Ele tinha um
olhar vago, triste, que transbordava dor e aflição, como se a vida lhe devesse
algo, como se as pessoas lhe devessem algo. Um olhar de bicho recém-nascido, pedindo
socorro, mãe, lar, carinho, aconchego. Também se via no olhar dele uma raiva dissimulada,
uma fúria contida pela boa-fé da juventude, como se ele esperasse mais do
mundo, como se tivesse sido traído pela sorte, esquecido por Deus, a quem,
mesmo assim, sempre recorria em preces, crédulo.
Além disso, vi
outra coisa em seu olhar: mágoa e decepção.
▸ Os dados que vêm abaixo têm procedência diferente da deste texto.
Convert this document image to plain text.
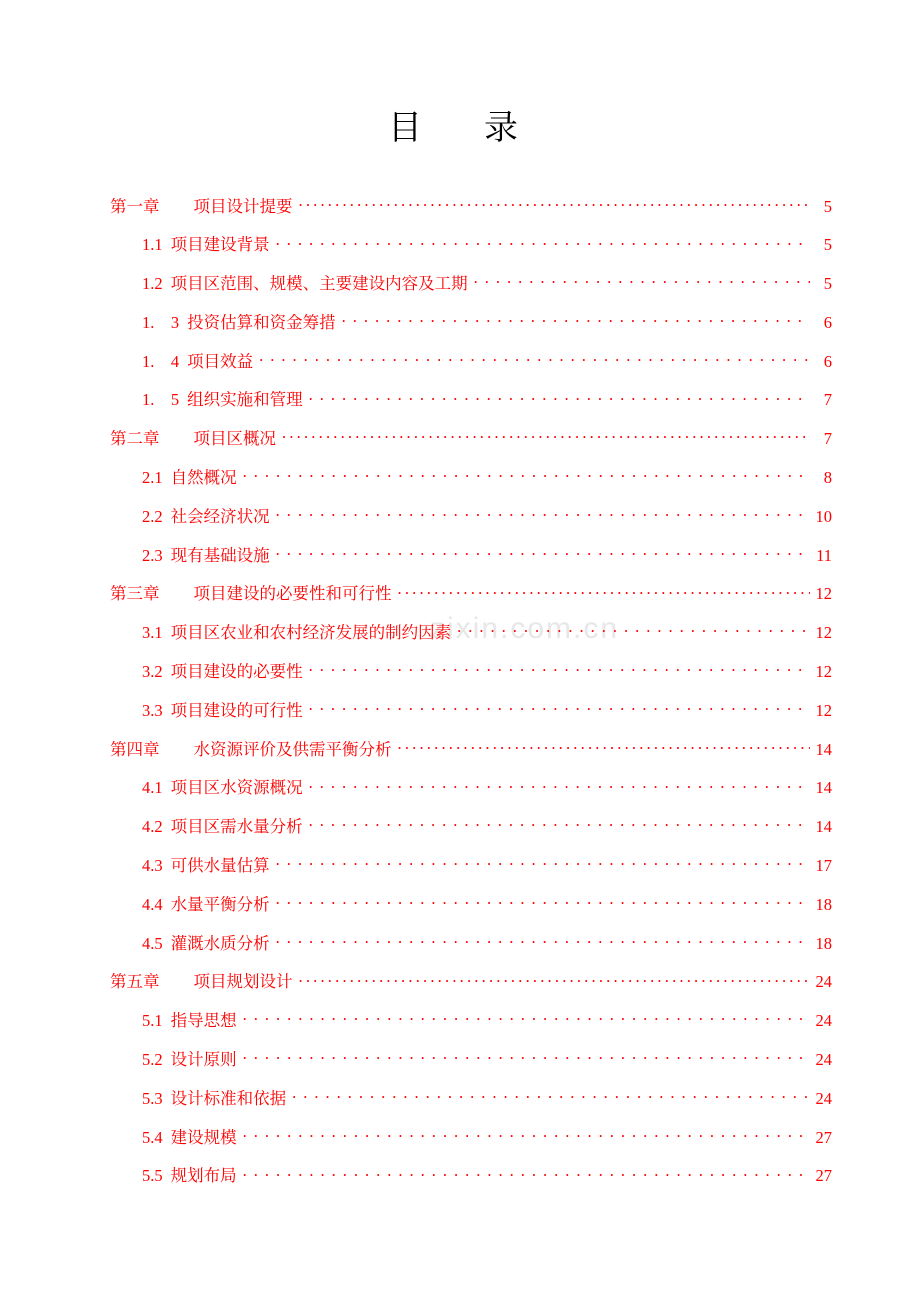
zixin.com.cn
目　录
第一章 项目设计提要 .....	5
1.1 项目建设背景 .....	5
1.2 项目区范围、规模、主要建设内容及工期 .....	5
1.　3 投资估算和资金筹措 .....	6
1.　4 项目效益 .....	6
1.　5 组织实施和管理 .....	7
第二章 项目区概况 .....	7
2.1 自然概况 .....	8
2.2 社会经济状况 .....	10
2.3 现有基础设施 .....	11
第三章 项目建设的必要性和可行性 .....	12
3.1 项目区农业和农村经济发展的制约因素 .....	12
3.2 项目建设的必要性 .....	12
3.3 项目建设的可行性 .....	12
第四章 水资源评价及供需平衡分析 .....	14
4.1 项目区水资源概况 .....	14
4.2 项目区需水量分析 .....	14
4.3 可供水量估算 .....	17
4.4 水量平衡分析 .....	18
4.5 灌溉水质分析 .....	18
第五章 项目规划设计 .....	24
5.1 指导思想 .....	24
5.2 设计原则 .....	24
5.3 设计标准和依据 .....	24
5.4 建设规模 .....	27
5.5 规划布局 .....	27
Uma mágoa não direcionada, difusa,
de a vida ser o que ela é, dura, escassa, implacável, pelo menos, para ele. E
uma decepção doída, dele consigo mesmo, por não conseguir corresponder às
exigências da vida, por deixar seus sonhos esvaírem como um punhado de areia
entre os dedos, e decepção com os outros também, por olharem para ele sem o
enxergarem, por passarem por ele sem o sentirem, por não o ouvirem, por o
esquecerem em vida. “Eu sou gente, preciso de cuidados, de oportunidades!”.
O olhar
triste, magoado talvez estivesse sedimentado na percepção de que aquela era a
sua realidade e que ele não poderia mudá-la facilmente, que os dados já haviam
sido lançados, e eles lhe desfavoreceram. A raiva advinha da não aceitação
desta realidade, deste dia a dia sombrio, árido, sem perspectiva. Ele não podia
admitir ser um joguete da sorte. Ele queria gritar contra isso, poder viver, poder
sonhar, ser gente na plenitude de suas capacidades. Ser gente do tamanho dos
seus sonhos.
Mas naquele
olhar também ardia um sol. Havia um brilho secreto, escondido entre as brumas
que lá passavam. Um brilho que dizia que aquele rapaz iria lutar, esforçar-se
até o fim, até o limite de suas possibilidades para existir, não morrer; para
ser homem, não bicho; para ser gente, não estatística do governo; para ser feliz, não
vítima, ou pior, algoz! Como milhões de outros jovens, ele tinha recebido da vida uma viagem dura, repleta de tropeços e desvios, cheia de óbices, desassossego,
infelicidades. Mas a alma dele era maior que tudo isso, ele tinha uma luz
interior, uma vontade inabalável, um sonho de vencedor, uma expectativa imorredoura
de felicidade. Ele era assim, da mesma forma que milhões de outros jovens mundo
afora golpeados pela mão furibunda do destino. Apesar de o mundo ser o que é,
apesar da amarga realidade, ele ia escolher a vida e a felicidade, ele ia viver
e ser feliz, apesar das circunstâncias!